This is what I though of doing:
1) Refinance IP and PPOR to draw out 84k.
2) Get an IO loan for existing IP for new loan amount.
3) Get an IO loan for new IP.
4) Get an IO loan for PPOR for new loan amount.
5) Get a line of credit for the PPOR and park my 30k cash in here.
I was talking with my mortgage broker, and he suggested the NAB package. He is also trying to persuade me towards cross securing with a LOC, and have individual loan sub accounts for all the loans. Is there something in the NAB package where they like CC properties? This is in contrast to my reading that cross securing is bad and should be avoided and that I should be having separate loans for each property.
One question I have is, to draw out equity form my IP and PPOR, does that count as a separate loan for the equity portion? So in fact would I be left with 2 loans each for my existing IP and PPOR(4 loans in total)?
How does my loan structure look? I still think my structure of having separate loans is good, even though I would be paying monthly fees for each separate loan.
There is not reason to refinance to access equity. All you need to do is set up a new split.
Don't listing to the broker if he is suggesting cross collateralising the loans. This will create problems in the future.
What I would do is to put your savings into your PPOR, then set up another split on this loan.
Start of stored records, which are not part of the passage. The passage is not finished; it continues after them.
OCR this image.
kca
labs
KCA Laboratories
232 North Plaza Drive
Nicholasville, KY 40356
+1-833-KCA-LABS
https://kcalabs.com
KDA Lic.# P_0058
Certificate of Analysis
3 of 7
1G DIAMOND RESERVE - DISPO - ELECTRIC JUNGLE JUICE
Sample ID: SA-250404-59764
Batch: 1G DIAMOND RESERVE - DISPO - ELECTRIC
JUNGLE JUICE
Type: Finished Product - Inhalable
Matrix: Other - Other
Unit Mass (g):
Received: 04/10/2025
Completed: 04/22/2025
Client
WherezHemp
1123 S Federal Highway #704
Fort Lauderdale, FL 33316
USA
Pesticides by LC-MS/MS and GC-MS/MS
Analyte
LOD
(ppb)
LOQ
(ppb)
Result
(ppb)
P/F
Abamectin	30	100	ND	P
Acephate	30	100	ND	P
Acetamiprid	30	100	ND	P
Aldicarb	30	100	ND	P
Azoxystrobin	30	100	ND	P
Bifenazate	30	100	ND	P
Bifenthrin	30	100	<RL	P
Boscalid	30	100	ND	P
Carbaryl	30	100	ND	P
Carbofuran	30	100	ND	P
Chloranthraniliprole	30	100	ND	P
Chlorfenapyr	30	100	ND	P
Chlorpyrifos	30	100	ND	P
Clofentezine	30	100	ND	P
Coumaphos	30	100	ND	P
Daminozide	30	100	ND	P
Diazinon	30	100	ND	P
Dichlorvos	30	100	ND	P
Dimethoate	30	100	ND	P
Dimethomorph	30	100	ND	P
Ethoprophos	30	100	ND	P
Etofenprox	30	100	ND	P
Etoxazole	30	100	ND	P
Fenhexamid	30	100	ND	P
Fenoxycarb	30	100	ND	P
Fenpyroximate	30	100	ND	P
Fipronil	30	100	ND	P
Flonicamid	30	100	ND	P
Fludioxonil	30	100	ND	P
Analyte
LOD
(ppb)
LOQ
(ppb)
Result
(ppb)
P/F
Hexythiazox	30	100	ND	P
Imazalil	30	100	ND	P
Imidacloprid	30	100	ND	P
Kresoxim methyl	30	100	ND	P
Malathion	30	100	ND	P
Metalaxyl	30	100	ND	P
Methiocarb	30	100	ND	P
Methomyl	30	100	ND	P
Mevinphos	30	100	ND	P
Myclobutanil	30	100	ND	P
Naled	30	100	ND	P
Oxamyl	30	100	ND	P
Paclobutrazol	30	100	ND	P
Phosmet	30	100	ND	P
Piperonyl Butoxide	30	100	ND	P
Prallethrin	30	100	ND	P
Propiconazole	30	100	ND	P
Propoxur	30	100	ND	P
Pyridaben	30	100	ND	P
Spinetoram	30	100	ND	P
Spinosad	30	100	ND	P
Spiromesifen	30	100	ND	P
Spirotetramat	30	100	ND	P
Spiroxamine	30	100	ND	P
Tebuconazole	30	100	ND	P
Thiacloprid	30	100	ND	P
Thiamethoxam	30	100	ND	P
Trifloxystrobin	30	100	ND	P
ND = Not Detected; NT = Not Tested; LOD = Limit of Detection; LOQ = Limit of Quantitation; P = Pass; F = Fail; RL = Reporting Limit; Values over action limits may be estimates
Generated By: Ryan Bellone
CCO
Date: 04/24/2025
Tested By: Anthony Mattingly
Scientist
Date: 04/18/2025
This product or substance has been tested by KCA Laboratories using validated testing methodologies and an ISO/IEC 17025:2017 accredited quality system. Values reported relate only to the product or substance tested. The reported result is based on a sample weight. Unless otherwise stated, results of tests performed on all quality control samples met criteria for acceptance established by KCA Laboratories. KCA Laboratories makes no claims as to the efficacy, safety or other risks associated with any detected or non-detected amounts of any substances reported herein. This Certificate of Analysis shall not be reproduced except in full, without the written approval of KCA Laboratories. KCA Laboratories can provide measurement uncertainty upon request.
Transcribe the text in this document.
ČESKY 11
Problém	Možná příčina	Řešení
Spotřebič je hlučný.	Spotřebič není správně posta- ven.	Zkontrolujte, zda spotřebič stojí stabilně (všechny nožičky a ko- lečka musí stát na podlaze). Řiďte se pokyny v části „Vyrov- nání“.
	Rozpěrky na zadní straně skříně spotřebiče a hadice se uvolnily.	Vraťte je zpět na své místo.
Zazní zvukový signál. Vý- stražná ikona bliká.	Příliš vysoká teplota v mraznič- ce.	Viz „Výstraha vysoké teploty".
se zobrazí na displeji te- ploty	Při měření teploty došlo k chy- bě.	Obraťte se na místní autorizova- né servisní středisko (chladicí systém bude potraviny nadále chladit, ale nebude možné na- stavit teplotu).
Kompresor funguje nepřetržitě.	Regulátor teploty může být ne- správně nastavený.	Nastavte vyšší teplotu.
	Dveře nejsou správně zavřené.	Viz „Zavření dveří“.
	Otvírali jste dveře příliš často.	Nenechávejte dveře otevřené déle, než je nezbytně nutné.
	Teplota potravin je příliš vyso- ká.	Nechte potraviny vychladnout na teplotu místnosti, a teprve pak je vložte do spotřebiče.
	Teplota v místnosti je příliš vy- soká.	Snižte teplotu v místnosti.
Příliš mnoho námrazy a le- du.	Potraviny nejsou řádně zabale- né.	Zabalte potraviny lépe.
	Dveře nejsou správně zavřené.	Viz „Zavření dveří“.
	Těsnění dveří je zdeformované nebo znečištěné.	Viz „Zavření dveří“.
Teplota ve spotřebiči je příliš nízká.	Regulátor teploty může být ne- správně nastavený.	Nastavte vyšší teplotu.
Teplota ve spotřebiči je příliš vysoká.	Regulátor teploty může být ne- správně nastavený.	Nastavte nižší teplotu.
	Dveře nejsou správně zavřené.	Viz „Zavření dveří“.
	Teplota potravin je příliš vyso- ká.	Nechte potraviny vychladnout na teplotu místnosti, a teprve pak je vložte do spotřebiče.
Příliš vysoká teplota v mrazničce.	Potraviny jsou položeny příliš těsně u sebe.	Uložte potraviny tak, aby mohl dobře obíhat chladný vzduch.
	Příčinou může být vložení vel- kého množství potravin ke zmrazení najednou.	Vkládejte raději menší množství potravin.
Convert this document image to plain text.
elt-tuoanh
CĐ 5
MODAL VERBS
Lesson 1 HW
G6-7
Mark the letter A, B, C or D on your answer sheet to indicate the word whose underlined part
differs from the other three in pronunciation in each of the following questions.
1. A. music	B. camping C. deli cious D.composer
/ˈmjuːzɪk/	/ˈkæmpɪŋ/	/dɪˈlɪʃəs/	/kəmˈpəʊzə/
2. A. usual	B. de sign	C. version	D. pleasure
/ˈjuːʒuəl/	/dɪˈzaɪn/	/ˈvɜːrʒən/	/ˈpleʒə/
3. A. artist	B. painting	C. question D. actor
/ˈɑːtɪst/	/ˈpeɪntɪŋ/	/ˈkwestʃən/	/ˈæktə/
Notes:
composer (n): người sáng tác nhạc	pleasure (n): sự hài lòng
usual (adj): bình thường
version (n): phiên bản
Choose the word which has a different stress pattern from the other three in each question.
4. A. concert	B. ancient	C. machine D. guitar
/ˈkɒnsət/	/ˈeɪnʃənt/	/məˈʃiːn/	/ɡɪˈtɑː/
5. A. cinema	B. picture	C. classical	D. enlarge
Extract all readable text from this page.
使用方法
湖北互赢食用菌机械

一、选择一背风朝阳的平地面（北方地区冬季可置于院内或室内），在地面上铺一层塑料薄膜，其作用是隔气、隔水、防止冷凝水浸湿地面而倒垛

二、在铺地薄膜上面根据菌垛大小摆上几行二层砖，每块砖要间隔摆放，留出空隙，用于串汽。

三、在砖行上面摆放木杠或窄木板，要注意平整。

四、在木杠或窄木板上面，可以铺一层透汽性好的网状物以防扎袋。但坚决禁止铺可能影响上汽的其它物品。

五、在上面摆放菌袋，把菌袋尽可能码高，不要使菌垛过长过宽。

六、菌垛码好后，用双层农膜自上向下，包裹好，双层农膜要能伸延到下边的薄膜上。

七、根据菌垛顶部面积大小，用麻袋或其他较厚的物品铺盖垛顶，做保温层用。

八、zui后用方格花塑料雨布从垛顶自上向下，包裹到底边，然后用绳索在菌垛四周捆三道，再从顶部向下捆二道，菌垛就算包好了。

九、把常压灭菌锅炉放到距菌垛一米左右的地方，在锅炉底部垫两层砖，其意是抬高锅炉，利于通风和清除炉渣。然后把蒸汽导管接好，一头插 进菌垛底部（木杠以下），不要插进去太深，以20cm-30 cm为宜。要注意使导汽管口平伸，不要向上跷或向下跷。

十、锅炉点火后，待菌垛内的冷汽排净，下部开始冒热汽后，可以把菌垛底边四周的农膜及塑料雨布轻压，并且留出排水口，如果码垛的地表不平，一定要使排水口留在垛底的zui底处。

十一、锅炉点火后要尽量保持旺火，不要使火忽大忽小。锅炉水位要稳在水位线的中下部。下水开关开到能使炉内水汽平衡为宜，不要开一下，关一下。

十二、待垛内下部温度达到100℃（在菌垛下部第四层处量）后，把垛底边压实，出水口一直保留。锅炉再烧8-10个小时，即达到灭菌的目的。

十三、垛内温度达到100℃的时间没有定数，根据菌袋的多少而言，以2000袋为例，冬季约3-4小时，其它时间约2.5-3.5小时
Set up another split on the loan on IP with equity.Take enough money from these to new splits and use as deposit on the new IP and borrow the remainder as a new loan.
Make sure you have a 100% offset account on the PPOR loan and make sure all IP loans are IO
Terryw | Structuring Lawyers Pty Ltd / Loan Structuring Pty Ltd
http://www.Structuring.com.au
Email MeLawyer, Mortgage Broker and Tax Advisor (Sydney based but advising Aust wide) http://www.Structuring.com.au
There are no monthly fees under a NAB choice package.
Richard Taylor | Australia's leading private lender
Hi Captian M,
As Richard has mentioned above, the NAB CHoice package has no monthly fees on any amount of eligible loans you have under it. Depending on who you get to 'look after it' the 'official' bank policy is to cross coll all loans – however you do not have to under the Choice package. From what you have had mentioned re sub accounts etc, I think your broker is talking about the NAB Portolio Package instead though, whereby the way it works is you must have all your properties secured together under that facility – it is not an option.. It is essentially a giant LOC with one limit, secured against all your properties, and then you can have sub accounts, fixed and variable, as many offset savings accounts as you like for variable sub accounts, and use them / split them up however you like. You would want to really know what you were doing, and have several properties, and no concerns with cross securing your properties to consider their portfolio package.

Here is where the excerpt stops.